Unlike before, forests have been included on the key agenda of the UN climate conference. At the World Leaders Summit “Action on Forests and Land Use” event, the “Glasgow Leaders’ Declaration” was announced. Under the declaration, developed and developing countries commit to working collectively to halt forest loss and land degradation by 2030. Also advanced countries pledged to provide about $12 billion of public climate finance from 2021 to 2025 to a new “Global Forest Finance Pledge” for forest restoration and tropical forest conservation.

Moreover, a discussion on eco-friendly production and consumption was held in the Forest, Agriculture and Commodity Trade Dialogue to prevent deforestation in developing countries caused by agricultural production, consumption and trade, and halt forest loss derived from agriculture.

One of the fruitful outcomes in the forest sector achieved during the COP26 is that countries finally reached an agreement on the rulebook, the implementation guidance for market mechanism in Article 6 of the Paris Agreement. The Reducing Emissions from Deforestation and Forest Degradation mechanism, or REDD+, and the role of conservation, sustainable management of forests and enhancement of forest carbon stocks in developing countries, has not been actively utilized so far although the scheme was introduced. However, the agreement on the rulebook resulted in an institutional framework that the international mitigation outcomes can be transferred between countries. In other words, developed countries are allowed to use the international transferred mitigation outcomes resulted from REDD+ to achieve their nationally determined contribution (NDC) target.

Meanwhile, the year of 2021 is a starting point for the implementation of the Paris Agreement that pursues efforts to limit the increase in the global average temperature to 1.5 degrees Celsius above preindustrial levels. In this regard, now is the time for us to take concrete action to make the earth cleaner and more beautiful.

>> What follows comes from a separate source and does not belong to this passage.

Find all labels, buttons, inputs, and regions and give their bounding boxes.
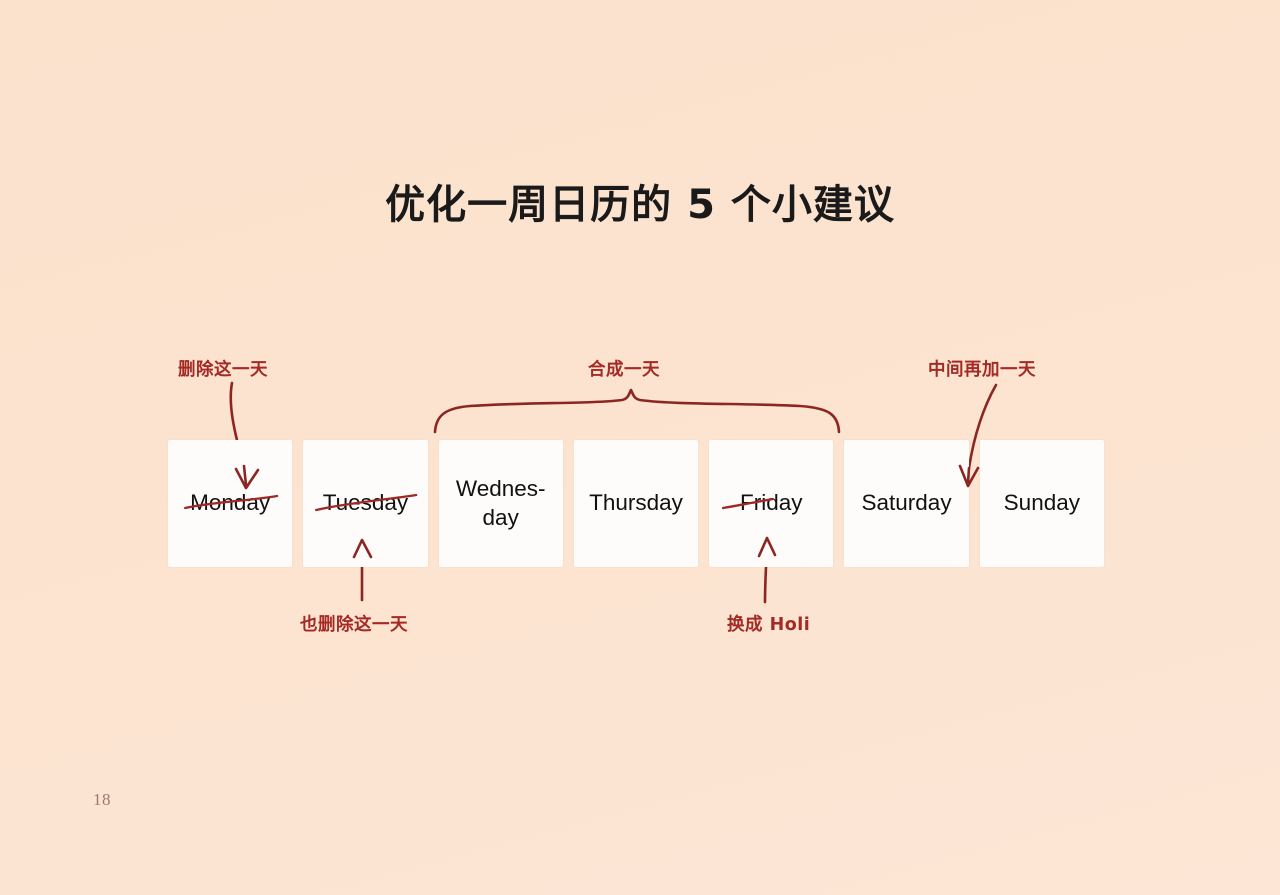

During a keynote speech at the World Leaders’ Summit, President Moon Jae-in said that the Republic of Korea -- the only country to have succeeded with post-World War II reforestation -- will lead collective forest restoration while stressing importance of trees as living greenhouse gas sinks. He also strongly expressed a willingness that Korea will actively cooperate with developing countries in their efforts for forest recovery and reduce greenhouse gas emissions on the entire Korean Peninsula through inter-Korean forestry cooperation.

The role of forests is being highlighted amid the climate crisis because they are the fastest and cheapest solution that absorbs greenhouse gas emissions. Going beyond carbon sinks, forests are the essence of the ecosystem that produces clean air and water as well as a source of biodiversity and fertile soil. The entire world should join forces together to protect and restore forests that have been lost.

The Korean government announced improved 2030 NDCs at the UN climate talks in Glasgow, Scotland, and the target aims to reduce emissions by more than 40 percent compared to the 2018 levels. Also, the country has been enthusiastically responding to the global climate crisis while building a concrete legal framework and system around the 2050 carbon neutrality plan and announcing relevant scenarios.

Korea was spotlighted during the COP26 as the 15th World Forestry Congress (WFC) will open its doors in Seoul next year. The event, which has been held every six years, is the largest international gathering in forest sector and is called the “forest Olympics.” It will become a platform that governments, international organizations, civil society, relevant experts and those who have an interest in forests to gather together to discuss forest issues and come up with effective solutions.

The Korea Forest Service (KFS) will help to translate the political commitments announced in Glasgow such as the Glasgow Leaders’ Declaration and the Global Forest Finance Pledge into action at the congress in May next year.

Furthermore, the KFS will provide active support for developing countries to address the climate crisis through forests while expanding the global partners for forestry cooperation beyond Asia to Africa and Central and South America.

Korea has been drawing the world’s attention as the only country that has successfully restored forests. I hope that the 15th WFC will become an opportunity to share the Korean experience and know-how on the restoration to help the world find solutions for the climate crisis in forests.

By Choi Byung-am


Choi Byung-am is minister of the Korea Forest Service. The views expressed are his own. -- Ed.